The explosion killed 168 people, including 19 children, and injured another 600. It was so powerful that it registered as a 3.0 on the Richter scale.

It was the deadliest terrorist attack in the country’s history until the 9/11 attacks. 

McVeigh was arrested 90 minutes after the attack on an unrelated traffic violation. It took the police just a couple of days to connect him to the bombing. His accomplice Terry Nichols was also arrested soon after the attack.

It came out in the trial that McVeigh’s motivations stemmed from a deep hatred of the federal government that developed while he was enlisted in the U.S. Army.

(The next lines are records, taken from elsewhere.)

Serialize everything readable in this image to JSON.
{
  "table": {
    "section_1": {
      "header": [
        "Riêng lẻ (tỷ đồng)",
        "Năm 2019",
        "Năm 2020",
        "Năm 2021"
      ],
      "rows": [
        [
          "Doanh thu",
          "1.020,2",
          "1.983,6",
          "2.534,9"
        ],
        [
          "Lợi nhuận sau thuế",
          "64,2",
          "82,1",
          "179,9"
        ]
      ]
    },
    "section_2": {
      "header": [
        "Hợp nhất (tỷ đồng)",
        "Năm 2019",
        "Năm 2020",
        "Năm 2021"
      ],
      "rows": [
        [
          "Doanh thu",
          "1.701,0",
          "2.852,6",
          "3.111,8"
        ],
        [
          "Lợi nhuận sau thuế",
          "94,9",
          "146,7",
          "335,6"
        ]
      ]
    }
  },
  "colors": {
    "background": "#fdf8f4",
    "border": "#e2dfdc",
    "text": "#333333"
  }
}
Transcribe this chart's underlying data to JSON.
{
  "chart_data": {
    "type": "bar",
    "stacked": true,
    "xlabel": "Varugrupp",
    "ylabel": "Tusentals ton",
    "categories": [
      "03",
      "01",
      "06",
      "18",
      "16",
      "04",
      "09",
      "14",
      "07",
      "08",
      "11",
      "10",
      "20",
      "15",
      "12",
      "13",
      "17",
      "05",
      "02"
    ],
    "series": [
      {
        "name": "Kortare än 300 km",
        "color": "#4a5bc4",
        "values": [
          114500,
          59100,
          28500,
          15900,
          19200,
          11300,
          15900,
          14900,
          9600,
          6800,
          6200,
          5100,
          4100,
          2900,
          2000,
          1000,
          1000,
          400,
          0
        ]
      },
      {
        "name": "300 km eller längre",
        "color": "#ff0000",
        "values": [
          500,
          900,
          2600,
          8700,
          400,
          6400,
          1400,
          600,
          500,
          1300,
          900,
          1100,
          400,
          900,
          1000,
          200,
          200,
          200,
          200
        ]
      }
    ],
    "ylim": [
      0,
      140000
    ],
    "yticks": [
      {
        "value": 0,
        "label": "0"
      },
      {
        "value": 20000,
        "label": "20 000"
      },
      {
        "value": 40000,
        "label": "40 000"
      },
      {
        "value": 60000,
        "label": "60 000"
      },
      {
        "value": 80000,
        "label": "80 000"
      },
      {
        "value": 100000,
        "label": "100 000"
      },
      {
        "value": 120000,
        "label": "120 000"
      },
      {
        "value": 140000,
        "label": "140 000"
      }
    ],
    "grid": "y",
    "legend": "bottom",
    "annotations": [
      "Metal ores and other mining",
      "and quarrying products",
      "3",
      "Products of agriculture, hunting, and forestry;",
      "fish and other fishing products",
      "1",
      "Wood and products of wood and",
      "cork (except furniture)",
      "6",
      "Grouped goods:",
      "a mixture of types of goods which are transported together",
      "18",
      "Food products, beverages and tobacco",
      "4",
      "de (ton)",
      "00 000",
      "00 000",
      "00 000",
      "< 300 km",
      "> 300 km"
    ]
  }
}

His hatred was further deepened by the Waco standoff just a couple of years before. He made sure that his bombing occurred on the two-year anniversary of the fiery end to the standoff. 

He wanted revenge by bombing a significant spot of federal government operations. 

McVeigh was tried in federal court and found guilty on 11 charges of murder and conspiracy. He was sentenced to death.

He was later convicted in a separate state trial.

McVeigh was executed on June 11, 2001, at Terre Haute Correctional Complex in Terre Haute, Indiana. He was the first federal execution in nearly 40 years.